New opportunities can arise across the globe. Specifically, Netflix belongs to one of multiple online pages that are prohibited from the public due to traditional means and hence, the firm should discover techniques to surpass these barriers such as find a lookalike venture in order to exploit on the 500m Chinese consumers who are currently enjoying local media content. This has a desirable outcome because it is already in effect in Europe, where Netflix is partnering with BBC, not only to comply with European laws, but to also understand and evaluate the European customer market. As technology continues to grow, the demand of the audience becomes higher and so, anyone can watch tv shows and movies in smartphones and tablets. Netflix should take advantage of this situations and provide higher quality (i.e. VR and 4K) on these devices which is equivalent the customer’s desire. As far as innovation is concerned, there is not currently a streaming service that offers videogames on demand option that it will reflect to a higher proportion of the customers base.
Many companies have tried to compete against traditional media by launching their on original content like Amazon, Hulu, YouTube etc. These companies are seeking attention from the public in order to earn their subscription to their streaming services. The competition will firmly increase and for Netflix, this will have obviously undesirable effects because many different firms will try to acquire original content exclusively for their platform. Netflix also made a deal with Disney to be able to show their animated films. However, this has essentially fell through as Disney is creating its own streaming service. Monthly subscriptions seem to be the future for television and content invention.
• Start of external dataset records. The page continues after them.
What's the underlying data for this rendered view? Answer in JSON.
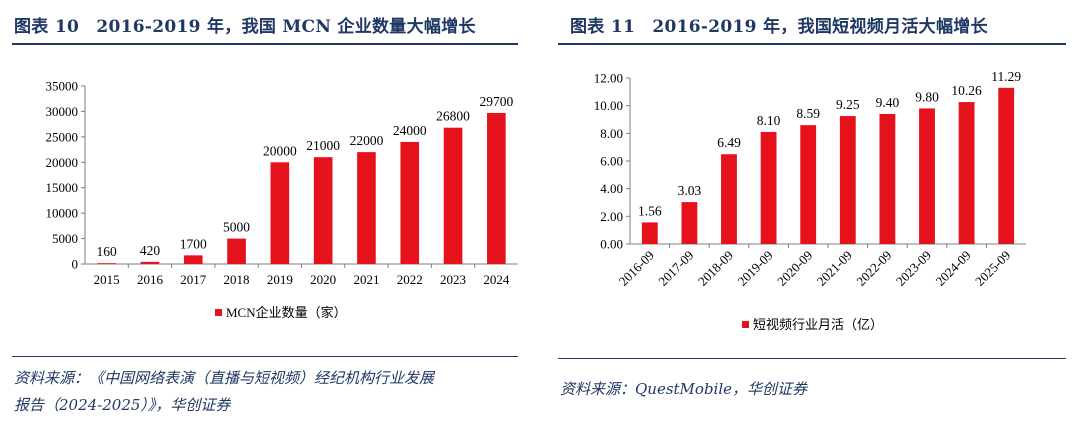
{
  "left": {
    "figure_title": "图表 10　2016-2019 年，我国 MCN 企业数量大幅增长",
    "source_line1": "资料来源：《中国网络表演（直播与短视频）经纪机构行业发展",
    "source_line2": "报告（2024-2025）》，华创证券"
  },
  "right": {
    "figure_title": "图表 11　2016-2019 年，我国短视频月活大幅增长",
    "source_line1": "资料来源：QuestMobile，华创证券"
  },
  "colors": {
    "bar": "#e5121c",
    "title": "#1f3864",
    "axis": "#7f7f7f"
  },
  "chart_data": [
    {
      "type": "bar",
      "title": "",
      "categories": [
        "2015",
        "2016",
        "2017",
        "2018",
        "2019",
        "2020",
        "2021",
        "2022",
        "2023",
        "2024"
      ],
      "values": [
        160,
        420,
        1700,
        5000,
        20000,
        21000,
        22000,
        24000,
        26800,
        29700
      ],
      "value_labels": [
        "160",
        "420",
        "1700",
        "5000",
        "20000",
        "21000",
        "22000",
        "24000",
        "26800",
        "29700"
      ],
      "ylim": [
        0,
        35000
      ],
      "yticks": [
        "0",
        "5000",
        "10000",
        "15000",
        "20000",
        "25000",
        "30000",
        "35000"
      ],
      "legend": "MCN企业数量（家）",
      "legend_position": "bottom"
    },
    {
      "type": "bar",
      "title": "",
      "categories": [
        "2016-09",
        "2017-09",
        "2018-09",
        "2019-09",
        "2020-09",
        "2021-09",
        "2022-09",
        "2023-09",
        "2024-09",
        "2025-09"
      ],
      "values": [
        1.56,
        3.03,
        6.49,
        8.1,
        8.59,
        9.25,
        9.4,
        9.8,
        10.26,
        11.29
      ],
      "value_labels": [
        "1.56",
        "3.03",
        "6.49",
        "8.10",
        "8.59",
        "9.25",
        "9.40",
        "9.80",
        "10.26",
        "11.29"
      ],
      "ylim": [
        0,
        12
      ],
      "yticks": [
        "0.00",
        "2.00",
        "4.00",
        "6.00",
        "8.00",
        "10.00",
        "12.00"
      ],
      "legend": "短视频行业月活（亿）",
      "legend_position": "bottom"
    }
  ]
}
Netflix is a crucial beneficiary & driver of the ongoing interruption of linear television, with the firms’ content performs well worldwide & drives subscriber growth, further revenue, and growing profit. I expect Netflix to continue to benefit from the world-wide spread of Internet-connected devices and increasing user preference for on-demand video consumption over the Internet, with Netflix on its way to surpass 200 million global subscriptions by 2021. I firmly believe Netflix has significant leverage in its service type as higher subscriptions have a disproportionately larger impact on profit against relatively fixed content costs.